Brasil e Marelinho estou muito ansioso! Hoje será minha primeira caçada como um homem de verdade. Não sei aonde ir de tanta alegria, e vocês estão felizes? Os cães pulavam nele e o lambiam com intensidade. Pai! Pai! Estão aqui os marotos. Muito bem, agora venha aqui, você vai levar o bodoque e alguns cartuchos reserva caso precisemos. Pai! Posso levar uma espingarda. Não! Disse duramente Piérce.
Enquanto isso, os cachorros latiam, estava chegando lá na porteira o companheiro de caçada.
Olha, disse Piérce, o nego Jair vem chegando ai.
Boa tarde vizinho.
Boa tarde.
Como vai piá, tudo certo pra primeira caçada? Toma cuidado e não fica na mira do cano da minha trinta e dois paulista.
Vou bem seu Jair, disse Tiquinho.
Enquanto os dois mais velhos conversavam e combinavam as estratégias de caçada, tiquinho foi arrear os cavalos, pois o matagal do Neves ficava pelo menos uns sete quilômetros dali.
Pegaram então, os cães em correntes, duas espingardas uma gaúcha e uma paulista, cada homem com uma. Alguns bodoques para carregar a caça, dois facões três listras, uma foice caso fosse preciso abrir a capoeira, canivetes, duas cartucheiras pra quinze cartuchos, vinte cartuchos de plástico e dez de metal pra refazer a munição, um corote com um pouco de pinga, uma cabaça com água, um chicote de couro trançado para controlar os cães e partiram rumo ao matagal.
Chegaram no mato e soltaram os cães, açularam e os dois, Marelinho e Brasil, saíram em disparada e sumiram no meio dos cipós.
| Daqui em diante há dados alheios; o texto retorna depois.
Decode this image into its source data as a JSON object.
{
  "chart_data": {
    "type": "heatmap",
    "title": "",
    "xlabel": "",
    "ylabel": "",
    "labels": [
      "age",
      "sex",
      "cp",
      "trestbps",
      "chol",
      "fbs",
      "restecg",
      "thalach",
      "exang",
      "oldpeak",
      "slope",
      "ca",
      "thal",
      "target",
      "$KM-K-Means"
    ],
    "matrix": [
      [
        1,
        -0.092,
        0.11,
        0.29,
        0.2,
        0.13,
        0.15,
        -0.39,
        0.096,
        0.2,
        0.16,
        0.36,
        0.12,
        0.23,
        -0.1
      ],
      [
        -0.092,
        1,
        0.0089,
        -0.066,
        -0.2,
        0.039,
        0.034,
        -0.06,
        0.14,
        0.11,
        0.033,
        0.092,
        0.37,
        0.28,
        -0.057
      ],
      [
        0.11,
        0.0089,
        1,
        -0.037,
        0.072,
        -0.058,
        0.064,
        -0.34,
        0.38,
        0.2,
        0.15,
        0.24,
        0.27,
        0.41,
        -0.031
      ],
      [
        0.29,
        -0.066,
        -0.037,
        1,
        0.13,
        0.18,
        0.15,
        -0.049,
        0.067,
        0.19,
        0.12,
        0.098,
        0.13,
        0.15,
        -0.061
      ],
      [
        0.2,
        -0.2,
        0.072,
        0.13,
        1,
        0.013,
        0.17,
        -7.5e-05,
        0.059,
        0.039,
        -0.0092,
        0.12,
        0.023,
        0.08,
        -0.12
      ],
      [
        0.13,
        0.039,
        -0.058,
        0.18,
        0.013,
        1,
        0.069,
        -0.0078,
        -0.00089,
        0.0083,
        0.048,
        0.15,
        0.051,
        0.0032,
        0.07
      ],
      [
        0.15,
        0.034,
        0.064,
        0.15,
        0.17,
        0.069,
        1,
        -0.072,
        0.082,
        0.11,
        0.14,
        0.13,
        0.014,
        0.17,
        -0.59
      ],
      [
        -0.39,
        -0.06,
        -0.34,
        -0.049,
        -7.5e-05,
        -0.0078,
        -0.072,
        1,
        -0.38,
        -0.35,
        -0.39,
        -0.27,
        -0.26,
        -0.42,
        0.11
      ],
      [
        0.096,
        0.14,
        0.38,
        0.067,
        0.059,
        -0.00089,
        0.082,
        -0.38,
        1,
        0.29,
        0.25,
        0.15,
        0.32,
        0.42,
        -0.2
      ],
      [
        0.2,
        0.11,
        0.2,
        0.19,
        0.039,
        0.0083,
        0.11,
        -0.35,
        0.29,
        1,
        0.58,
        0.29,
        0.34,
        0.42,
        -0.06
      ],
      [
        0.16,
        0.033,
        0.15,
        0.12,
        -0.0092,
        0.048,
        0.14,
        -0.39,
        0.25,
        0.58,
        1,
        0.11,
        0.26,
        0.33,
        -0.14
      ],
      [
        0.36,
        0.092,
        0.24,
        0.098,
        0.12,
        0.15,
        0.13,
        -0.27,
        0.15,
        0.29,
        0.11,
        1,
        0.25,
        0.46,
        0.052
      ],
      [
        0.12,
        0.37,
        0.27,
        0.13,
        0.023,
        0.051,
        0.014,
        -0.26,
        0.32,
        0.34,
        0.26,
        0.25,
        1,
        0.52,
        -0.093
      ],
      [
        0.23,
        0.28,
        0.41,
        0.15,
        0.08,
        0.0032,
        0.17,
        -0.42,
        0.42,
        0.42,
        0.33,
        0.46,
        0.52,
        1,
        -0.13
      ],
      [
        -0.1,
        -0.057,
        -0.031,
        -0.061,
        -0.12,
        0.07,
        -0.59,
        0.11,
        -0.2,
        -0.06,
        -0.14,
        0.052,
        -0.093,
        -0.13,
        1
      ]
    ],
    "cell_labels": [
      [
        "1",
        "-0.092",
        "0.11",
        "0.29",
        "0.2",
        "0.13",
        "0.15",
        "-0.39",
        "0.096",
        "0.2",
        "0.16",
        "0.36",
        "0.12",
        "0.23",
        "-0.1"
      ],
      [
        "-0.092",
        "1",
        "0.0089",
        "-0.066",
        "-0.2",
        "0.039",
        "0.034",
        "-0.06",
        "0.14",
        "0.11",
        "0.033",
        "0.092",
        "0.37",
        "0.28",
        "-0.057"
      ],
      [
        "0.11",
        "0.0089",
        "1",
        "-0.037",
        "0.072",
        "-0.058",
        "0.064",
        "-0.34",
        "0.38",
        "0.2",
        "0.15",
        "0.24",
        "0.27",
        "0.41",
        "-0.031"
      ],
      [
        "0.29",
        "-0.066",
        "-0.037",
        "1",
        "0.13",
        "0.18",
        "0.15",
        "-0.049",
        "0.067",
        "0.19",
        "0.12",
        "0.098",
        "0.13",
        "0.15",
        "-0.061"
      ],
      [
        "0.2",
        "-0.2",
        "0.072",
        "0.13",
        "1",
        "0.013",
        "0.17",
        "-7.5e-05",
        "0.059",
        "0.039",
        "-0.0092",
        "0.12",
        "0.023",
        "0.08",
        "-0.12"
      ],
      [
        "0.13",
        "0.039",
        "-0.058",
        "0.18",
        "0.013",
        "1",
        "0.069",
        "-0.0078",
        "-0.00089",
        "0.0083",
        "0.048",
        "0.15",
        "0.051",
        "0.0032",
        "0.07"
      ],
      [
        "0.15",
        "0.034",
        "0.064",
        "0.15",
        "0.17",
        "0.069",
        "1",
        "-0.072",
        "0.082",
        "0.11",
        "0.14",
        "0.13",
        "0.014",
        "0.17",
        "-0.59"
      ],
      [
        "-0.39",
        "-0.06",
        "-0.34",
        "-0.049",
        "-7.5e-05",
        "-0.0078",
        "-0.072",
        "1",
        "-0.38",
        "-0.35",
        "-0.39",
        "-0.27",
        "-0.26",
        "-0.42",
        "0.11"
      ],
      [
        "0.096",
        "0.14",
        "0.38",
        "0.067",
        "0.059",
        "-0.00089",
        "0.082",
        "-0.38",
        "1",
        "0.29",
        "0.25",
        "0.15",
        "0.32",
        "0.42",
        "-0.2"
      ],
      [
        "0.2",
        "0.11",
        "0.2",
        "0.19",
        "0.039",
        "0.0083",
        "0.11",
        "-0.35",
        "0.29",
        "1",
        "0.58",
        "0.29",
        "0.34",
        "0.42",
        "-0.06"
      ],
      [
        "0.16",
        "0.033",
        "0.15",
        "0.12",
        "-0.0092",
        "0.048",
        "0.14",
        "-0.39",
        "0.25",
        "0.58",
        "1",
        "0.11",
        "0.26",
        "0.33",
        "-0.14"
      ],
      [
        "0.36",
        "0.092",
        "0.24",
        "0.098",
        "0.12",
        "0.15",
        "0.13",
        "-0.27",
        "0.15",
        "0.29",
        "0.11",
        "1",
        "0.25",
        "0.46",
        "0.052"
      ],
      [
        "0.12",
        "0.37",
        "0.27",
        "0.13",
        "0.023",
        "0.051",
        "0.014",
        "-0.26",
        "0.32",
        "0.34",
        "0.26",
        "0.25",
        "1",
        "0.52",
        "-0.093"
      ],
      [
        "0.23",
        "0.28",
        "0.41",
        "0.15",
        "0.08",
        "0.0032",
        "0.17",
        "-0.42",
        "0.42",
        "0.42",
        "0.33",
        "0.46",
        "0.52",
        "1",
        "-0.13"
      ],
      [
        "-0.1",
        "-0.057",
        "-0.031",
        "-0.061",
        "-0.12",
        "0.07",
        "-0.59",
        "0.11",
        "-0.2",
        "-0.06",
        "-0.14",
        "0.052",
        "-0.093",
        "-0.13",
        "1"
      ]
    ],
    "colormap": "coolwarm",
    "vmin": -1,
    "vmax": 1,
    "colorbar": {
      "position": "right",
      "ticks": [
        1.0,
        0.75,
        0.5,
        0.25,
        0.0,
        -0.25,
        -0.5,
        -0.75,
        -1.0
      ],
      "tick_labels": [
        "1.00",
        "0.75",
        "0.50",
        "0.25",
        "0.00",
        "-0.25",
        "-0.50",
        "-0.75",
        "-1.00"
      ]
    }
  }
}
Os caçadores foram até o local onde tiquinho vinha cevando as aves, por ali muitas penas pretas e excrementos dos Jacus, mas nada dos bichos, logo os cães acuaram, com os ganidos característicos de quando encontram algum bicho no mato que parece quase um choro, os Jacus grunhiram na mata, quando encontraram as aves os cães voltaram para que não voassem mais pra longe.
Com muita calma e de passos silenciosos, em alguns minutos, os caçadores aproximaram-se das negras e barulhentas aves. Tiquinho quase soltou um grito, tanta a emoção, ele dava saltos por dentro, queria é sair correndo de encontro aos Jacus. Um estampido, dois, três. Aves pelo chão e aves voando. Fizeram uma boa caçada.
O menino animado e ao mesmo tempo incomodado por não poder fazer nada, abandonou o bodoque e os cartuchos de pólvora e foi correndo apanhar as aves mortas do chão. Piérce ficou apenas observando, o menino voltou com algumas no colo e despejou na frente dos caçadores. Piérce chamou o menino pra perto, agarrou-o pelas orelhas e bateu, bateu nele com várias e fortes chicotadas nas costas.
Tiquinho chorando, sem entender o que estava acontecendo e porque tinha apanhado ainda teve a coragem pra perguntar pro pai o porquê daquilo. Piérce muito firme e calmamente respondeu:
Você apanhou porque mereceu, agiu como um cão, não como um homem. O serviço de apanhar os animais mortos é dos cães e você se precipitou a fazer o que não lhe competia, portanto, agiu como um cão apanhou como um cão. Cada um tem aquilo que merece.